Wer sich alte Volksblatt-Ausgaben ansieht, entdeckt vor allem viel Text und wenige Bilder. Und wenn es Fotos gab, dann in Schwarz-Weiß. Erst ab den 1970er-Jahren kam langsam etwas mehr Farbe ins Blatt, speziell zunächst in manchen Anzeigen. Was ebenfalls auffiel: Lange dominierten kurze Artikel. Eine Seite bestand schon mal fast ausschließlich aus kleineren oder größeren Meldungen. Wenn sie gleichzeitig gar nicht oder kaum durch Bilder aufgelockert wurden, sah das aus heutiger Sicht wie eine Bleiwüste aus.
Ein Spandauer Gewächs
Das Spandauer Volksblatt hieß nicht durchgehend so. In den 70er-Jahren trug die Zeitung nur den Titel Volksblatt, in den 80er-Jahren sogar Volksblatt Berlin. Die Zeitung wollte sich damals auf die ganze Stadt ausdehnen. Dieses Ziel gelang allerdings nur bedingt. Denn am Ende blieb sie – gerade in der Außenwahrnehmung – ein Spandauer Gewächs.

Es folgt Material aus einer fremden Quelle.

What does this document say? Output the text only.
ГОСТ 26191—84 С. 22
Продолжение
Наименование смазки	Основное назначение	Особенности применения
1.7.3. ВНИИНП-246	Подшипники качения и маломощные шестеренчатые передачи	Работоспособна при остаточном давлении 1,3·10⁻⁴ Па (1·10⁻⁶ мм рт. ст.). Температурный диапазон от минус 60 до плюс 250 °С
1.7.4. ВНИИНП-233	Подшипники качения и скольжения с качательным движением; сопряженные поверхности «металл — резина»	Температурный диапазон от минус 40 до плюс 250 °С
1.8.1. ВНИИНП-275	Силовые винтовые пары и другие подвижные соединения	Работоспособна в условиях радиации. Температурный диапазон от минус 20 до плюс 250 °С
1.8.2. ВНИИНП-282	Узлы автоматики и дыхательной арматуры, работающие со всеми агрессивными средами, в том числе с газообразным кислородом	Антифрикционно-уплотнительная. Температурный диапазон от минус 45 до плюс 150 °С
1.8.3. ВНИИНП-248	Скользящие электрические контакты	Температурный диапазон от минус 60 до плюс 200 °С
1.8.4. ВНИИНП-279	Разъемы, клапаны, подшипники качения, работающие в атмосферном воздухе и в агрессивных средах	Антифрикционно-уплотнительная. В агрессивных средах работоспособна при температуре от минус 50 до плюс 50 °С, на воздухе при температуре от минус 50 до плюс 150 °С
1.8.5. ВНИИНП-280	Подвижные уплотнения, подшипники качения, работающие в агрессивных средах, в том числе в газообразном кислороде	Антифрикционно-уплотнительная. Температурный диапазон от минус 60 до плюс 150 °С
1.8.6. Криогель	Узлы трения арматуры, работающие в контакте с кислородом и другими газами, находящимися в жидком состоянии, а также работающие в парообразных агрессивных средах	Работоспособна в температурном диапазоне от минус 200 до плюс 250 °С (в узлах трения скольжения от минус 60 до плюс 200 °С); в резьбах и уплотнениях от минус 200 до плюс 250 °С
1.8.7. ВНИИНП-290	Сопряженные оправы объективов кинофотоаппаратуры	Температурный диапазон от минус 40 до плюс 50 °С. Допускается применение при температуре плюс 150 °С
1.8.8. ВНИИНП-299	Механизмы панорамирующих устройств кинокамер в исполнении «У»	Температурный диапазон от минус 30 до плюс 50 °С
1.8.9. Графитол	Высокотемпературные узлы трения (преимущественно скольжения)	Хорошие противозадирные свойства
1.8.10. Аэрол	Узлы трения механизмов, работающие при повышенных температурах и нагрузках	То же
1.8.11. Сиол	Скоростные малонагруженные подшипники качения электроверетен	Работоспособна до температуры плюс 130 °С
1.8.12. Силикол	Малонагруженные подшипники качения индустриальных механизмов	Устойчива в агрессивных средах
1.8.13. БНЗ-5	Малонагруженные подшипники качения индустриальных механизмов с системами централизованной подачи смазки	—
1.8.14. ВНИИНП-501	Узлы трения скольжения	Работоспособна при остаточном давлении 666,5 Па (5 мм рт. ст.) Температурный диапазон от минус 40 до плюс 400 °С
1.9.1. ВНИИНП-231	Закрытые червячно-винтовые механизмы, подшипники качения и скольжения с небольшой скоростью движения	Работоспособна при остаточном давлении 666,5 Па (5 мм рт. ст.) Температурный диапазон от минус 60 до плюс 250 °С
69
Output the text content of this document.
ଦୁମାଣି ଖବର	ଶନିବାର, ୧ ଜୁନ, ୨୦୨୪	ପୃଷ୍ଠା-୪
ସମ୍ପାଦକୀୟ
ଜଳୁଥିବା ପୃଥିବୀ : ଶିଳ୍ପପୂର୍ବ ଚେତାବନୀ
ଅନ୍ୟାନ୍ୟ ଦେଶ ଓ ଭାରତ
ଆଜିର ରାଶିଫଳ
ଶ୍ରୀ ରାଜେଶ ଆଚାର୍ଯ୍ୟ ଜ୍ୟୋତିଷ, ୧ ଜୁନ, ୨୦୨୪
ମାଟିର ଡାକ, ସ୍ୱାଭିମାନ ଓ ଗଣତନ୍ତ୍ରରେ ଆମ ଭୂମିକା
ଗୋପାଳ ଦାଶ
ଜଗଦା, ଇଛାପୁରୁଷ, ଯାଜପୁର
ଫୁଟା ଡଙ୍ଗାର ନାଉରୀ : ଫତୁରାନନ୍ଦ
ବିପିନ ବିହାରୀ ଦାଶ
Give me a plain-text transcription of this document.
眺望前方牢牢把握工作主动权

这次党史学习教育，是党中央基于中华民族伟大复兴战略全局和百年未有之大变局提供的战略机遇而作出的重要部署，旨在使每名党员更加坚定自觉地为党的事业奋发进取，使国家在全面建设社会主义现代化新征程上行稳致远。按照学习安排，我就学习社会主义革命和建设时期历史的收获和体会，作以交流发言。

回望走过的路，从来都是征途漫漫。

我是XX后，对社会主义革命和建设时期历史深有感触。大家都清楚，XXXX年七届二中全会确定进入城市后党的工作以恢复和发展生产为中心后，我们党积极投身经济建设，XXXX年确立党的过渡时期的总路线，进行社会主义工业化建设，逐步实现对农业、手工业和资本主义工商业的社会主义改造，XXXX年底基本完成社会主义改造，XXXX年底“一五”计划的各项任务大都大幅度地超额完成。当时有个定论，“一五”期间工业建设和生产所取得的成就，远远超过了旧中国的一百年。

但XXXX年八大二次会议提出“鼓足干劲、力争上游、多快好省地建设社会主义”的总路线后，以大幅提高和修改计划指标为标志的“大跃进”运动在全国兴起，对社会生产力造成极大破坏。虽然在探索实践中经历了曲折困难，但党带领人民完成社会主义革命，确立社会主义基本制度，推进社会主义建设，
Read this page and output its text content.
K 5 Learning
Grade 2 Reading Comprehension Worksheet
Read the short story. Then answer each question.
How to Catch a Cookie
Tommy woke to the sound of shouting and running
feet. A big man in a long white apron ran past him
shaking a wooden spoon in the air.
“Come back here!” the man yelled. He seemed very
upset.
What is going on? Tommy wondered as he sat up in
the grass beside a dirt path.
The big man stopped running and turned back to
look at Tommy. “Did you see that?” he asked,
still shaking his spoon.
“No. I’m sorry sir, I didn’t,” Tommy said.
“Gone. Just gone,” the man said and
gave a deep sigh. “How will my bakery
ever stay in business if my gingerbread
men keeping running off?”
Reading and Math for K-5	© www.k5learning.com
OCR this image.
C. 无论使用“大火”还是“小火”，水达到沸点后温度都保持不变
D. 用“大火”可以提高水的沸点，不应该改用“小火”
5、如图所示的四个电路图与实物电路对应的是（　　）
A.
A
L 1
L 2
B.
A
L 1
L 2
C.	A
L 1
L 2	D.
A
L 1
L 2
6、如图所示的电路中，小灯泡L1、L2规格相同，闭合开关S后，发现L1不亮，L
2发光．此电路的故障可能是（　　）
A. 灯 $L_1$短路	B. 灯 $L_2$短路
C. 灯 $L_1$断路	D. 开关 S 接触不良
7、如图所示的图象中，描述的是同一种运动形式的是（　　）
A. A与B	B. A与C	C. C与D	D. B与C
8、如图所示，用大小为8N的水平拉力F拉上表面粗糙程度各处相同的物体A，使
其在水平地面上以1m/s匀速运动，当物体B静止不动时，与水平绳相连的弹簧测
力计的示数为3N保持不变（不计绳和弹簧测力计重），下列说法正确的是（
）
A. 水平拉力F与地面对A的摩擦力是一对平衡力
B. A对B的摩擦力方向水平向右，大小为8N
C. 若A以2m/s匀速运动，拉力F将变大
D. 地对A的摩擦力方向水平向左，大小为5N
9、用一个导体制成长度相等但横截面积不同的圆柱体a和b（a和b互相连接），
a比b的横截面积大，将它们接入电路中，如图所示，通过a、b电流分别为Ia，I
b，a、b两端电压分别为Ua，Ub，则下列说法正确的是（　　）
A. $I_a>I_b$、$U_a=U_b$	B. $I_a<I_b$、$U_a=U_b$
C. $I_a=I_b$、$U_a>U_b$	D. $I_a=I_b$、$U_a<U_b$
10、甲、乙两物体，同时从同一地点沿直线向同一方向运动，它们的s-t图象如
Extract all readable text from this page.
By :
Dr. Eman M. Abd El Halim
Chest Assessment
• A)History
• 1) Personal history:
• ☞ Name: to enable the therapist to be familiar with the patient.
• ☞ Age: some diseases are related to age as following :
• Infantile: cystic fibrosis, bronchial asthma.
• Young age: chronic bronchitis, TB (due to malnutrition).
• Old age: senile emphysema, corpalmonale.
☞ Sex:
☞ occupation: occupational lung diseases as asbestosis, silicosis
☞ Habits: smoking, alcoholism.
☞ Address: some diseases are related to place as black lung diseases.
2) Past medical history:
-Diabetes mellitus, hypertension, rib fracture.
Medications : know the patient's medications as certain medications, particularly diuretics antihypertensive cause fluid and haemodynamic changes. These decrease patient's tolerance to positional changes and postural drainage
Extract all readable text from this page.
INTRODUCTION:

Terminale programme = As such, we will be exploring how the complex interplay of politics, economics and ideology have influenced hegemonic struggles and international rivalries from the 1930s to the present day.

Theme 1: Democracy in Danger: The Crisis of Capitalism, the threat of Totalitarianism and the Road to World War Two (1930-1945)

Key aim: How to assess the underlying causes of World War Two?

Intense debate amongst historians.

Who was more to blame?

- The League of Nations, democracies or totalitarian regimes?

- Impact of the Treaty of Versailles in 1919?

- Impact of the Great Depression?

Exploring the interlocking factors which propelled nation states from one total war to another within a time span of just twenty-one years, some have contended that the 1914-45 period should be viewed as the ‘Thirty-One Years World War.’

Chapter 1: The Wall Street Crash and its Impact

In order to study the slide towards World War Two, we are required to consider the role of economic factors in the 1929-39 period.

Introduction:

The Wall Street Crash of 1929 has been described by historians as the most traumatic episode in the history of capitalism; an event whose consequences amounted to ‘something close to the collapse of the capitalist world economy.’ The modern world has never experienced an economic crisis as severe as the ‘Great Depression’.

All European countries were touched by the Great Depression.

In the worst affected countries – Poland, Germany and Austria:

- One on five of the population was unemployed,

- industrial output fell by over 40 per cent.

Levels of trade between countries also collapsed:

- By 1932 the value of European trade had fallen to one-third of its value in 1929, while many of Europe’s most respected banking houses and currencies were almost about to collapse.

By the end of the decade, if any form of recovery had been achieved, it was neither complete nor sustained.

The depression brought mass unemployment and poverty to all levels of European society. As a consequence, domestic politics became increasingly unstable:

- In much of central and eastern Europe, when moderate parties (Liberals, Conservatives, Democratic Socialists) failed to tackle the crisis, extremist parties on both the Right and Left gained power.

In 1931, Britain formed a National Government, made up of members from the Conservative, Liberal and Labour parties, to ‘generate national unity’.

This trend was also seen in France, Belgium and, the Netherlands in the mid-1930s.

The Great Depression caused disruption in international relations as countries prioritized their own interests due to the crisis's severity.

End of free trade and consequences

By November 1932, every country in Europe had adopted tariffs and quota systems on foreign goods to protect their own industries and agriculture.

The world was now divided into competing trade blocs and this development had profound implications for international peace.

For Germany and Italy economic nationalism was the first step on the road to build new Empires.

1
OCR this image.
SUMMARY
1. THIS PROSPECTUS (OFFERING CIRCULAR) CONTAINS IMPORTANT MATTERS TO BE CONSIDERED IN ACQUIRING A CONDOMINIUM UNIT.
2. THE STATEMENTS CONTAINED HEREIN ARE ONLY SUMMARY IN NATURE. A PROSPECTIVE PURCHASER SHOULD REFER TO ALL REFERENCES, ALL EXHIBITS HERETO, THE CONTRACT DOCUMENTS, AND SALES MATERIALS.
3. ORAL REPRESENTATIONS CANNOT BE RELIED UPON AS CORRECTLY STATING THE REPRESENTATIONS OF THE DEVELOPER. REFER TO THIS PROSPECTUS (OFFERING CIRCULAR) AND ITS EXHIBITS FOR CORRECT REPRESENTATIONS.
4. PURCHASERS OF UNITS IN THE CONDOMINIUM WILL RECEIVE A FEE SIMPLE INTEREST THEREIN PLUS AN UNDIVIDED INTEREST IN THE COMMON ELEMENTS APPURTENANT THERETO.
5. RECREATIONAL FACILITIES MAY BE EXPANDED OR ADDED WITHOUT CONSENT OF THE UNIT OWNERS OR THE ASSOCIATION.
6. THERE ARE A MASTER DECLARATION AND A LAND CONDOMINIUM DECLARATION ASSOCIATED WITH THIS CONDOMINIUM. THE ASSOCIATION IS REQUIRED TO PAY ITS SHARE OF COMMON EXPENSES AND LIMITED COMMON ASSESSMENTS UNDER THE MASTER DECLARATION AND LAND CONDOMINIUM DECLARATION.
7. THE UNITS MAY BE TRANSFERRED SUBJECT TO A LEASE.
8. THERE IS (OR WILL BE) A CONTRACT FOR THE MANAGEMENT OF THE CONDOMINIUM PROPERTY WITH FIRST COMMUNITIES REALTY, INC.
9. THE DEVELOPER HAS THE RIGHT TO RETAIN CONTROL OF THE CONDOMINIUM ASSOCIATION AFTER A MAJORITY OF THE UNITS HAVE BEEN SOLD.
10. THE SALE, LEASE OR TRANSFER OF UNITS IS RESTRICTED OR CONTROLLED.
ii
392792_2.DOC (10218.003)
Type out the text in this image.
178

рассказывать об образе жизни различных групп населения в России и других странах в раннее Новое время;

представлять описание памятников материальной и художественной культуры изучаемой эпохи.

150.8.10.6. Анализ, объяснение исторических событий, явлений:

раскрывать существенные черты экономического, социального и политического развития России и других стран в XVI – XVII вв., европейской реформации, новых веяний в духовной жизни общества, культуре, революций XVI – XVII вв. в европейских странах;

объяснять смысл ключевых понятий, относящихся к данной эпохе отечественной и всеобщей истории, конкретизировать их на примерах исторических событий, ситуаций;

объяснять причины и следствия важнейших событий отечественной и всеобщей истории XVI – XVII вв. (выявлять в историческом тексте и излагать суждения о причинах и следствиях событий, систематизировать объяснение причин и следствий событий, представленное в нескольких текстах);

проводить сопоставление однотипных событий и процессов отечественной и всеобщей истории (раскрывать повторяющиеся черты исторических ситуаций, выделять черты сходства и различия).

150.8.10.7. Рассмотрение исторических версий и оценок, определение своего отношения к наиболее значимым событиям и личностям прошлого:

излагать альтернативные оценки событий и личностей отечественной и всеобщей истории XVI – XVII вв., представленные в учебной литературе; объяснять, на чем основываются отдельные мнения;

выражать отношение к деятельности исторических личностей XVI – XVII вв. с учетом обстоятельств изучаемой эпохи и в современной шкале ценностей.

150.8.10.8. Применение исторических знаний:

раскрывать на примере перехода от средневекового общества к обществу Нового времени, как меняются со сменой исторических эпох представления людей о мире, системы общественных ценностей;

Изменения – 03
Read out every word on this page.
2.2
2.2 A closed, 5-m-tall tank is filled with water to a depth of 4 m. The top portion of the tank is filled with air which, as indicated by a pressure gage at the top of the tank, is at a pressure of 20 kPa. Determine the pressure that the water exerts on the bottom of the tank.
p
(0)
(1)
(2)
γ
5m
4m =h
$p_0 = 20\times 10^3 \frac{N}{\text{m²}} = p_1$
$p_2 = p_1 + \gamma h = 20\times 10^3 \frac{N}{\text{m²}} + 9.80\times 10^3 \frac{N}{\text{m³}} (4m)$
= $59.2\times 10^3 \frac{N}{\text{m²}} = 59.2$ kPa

Das erste Foto vom 200 000. Spandauer Erdenbürger
Der lokale Bezug ist in all den Jahrzehnten nie verloren gegangen. Er war nur zu manchen Zeiten etwas schwächer ausgeprägt. Dabei war das Volksblatt immer dann stark, wenn es seinen Spandauer Standortvorteil ausspielen konnte. Zum Beispiel am 20. Juli 1967, als Evelyne Neuhaus geboren wurde. Mit ihrer Geburt erreichte der Bezirk zum ersten Mal die Marke von 200 000 Einwohnern. Für das erste Foto von Mutter und Kind war das Volksblatt natürlich sofort im Krankenhaus. Die Einwohnerzahl Spandaus rutschte seither nie mehr unter 200 000.
Auch große Ereignisse in der Havelstadt wurden gebührend begleitet. Als Spandau im März 1982 seine 750-Jahrfeier beging (fünf Jahre früher als Berlin) gab das Volksblatt aus Anlass des Geburtstages eine große Beilage heraus. Sie hatte mit 88 Seiten einen größeren Umfang als alle Jubiläumsausgaben in eigener Sache. Ebenfalls groß abgehandelt wurde zweieinhalb Jahre später die Einweihung der U-Bahnlinie zum Rathaus Spandau.
Günter Grass als Mitarbeiter
20 Jahre zuvor war das Volksblatt nicht nur auf dem Weg nach Berlin, sondern gab sich auch eine betont progressive Haltung. Dafür sollten auch Künstler und Literaten stehen, die 1964 als Mitarbeiter gewonnen wurden. Der bekannteste von ihnen war der spätere Literaturnobelpreisträger Günter Grass. Grass hat sich 1996 noch an den die damalige Zeit erinnert, vor allem an eine Aktion, bei der er zusammen mit dem Kabarettisten Wolfgang Neuss als Volksblatt-Verkäufer auf dem Kurfürstendamm unterwegs war.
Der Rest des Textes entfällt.